Kamis, 29 September 2011

Hati inipun bukan milikku…

Airmata meleleh membentuk aliran sungai kecil dipipi Nisa yang mulai memerah…

Ia masih termenung dikursi sudut balkon, tangannya menggenggam erat kertas buram yang sudah tampak usang.

“Maafkan aku ya Allah, yang masih menyisakan sedikit rasa…” bisik Nisa dalam hatinya.

Teringat kembali masa awal-awal memasuki suasana kampus, sebagai mahasiswa baru di Universitas Padang, Nisa serba ingin tahu segala hal mengenai kehidupan kampus.

Kegiatan OSPEK dan SLK menggiringnya mengenal beberapa organisasi kampus. Pada semester awal berbagai macam kepanitiaan Nisa ikuti, Nisa juga cukup aktif di Himpunan Mahasiswa jurusannya Fisika, akselerasinya sangat bagus hingga pada semester tiga Nisa memutuskan untuk masuk dan aktif di organisasi Badan Eksekutif Mahasiswa.

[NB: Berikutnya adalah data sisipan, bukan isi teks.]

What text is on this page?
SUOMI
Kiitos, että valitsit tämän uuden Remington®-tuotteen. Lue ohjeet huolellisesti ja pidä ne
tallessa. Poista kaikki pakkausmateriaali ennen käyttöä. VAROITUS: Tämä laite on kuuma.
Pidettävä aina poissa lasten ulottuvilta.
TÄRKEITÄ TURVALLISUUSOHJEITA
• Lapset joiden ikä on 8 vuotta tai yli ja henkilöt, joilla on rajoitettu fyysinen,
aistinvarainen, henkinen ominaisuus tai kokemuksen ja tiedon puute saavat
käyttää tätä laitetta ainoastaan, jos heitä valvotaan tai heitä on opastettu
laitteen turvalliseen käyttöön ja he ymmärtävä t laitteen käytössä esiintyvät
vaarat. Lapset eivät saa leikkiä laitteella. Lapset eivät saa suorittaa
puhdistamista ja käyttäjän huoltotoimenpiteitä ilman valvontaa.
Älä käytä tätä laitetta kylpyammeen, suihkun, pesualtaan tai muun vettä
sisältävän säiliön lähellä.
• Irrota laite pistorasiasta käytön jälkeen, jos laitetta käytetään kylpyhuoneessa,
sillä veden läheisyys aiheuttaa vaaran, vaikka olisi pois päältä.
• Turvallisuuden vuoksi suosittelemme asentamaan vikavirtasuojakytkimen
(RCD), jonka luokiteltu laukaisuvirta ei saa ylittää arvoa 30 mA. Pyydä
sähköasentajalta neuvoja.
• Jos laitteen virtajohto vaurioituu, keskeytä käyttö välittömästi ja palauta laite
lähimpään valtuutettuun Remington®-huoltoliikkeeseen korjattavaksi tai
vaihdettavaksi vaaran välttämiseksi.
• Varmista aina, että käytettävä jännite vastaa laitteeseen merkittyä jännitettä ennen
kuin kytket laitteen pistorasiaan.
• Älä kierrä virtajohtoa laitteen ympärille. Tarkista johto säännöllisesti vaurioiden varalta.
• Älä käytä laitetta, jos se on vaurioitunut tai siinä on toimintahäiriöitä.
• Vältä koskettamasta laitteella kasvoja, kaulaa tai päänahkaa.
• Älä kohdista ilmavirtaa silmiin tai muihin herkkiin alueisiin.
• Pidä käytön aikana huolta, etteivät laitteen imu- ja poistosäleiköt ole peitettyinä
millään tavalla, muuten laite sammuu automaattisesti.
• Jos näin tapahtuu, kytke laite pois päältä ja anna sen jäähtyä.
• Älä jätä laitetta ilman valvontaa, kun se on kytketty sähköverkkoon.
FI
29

Lingkungan baru yang cukup plural, bertemu dengan saudara-saudara dengan beraneka ragam sifat dan latar belakang, yah lingkungan dengan aroma yang berbeda, membuat hari-hari pertamanya terasa seperti orang asing.

“Assalamualaikum Nisa, ke kantin yuk….” tiba tiba ada yang menyapa Nisa

Seorang perempuan, kakak tingkat yang berwajah manis dengan jilbab biru lebar yang menutup setengah tubuh berbalut gamis warna senada, menyapa Nisa dengan hangat dan langsung mengambil posisi disebelah Nisa.

Sapaan hangat di hari pertama membuat Nisa terkesan, hingga membawanya ke atmosfer kehidupan yang berbeda dengan sebelumnya. 

Sapaan awal yang menggiringnya ke sebuah lingkaran cinta  dan merubah sebagian besar hidupnya.

Menemukan  komunitas baru yang pemberi efek pembangun jiwa yang semakin memantapkan langkahnya. 

Kedamaian, keteduhan semakin mengikis gersang hatinya dimasa lalu.

Ya... semuanya berbeda dan jelas terasa jauh lebih baik di hati, di jiwa…

Namun siapa yang tahu dengan dinamika hati, segumpal daging yang mudah sekali berbolak-balik dalam artian yang dalam…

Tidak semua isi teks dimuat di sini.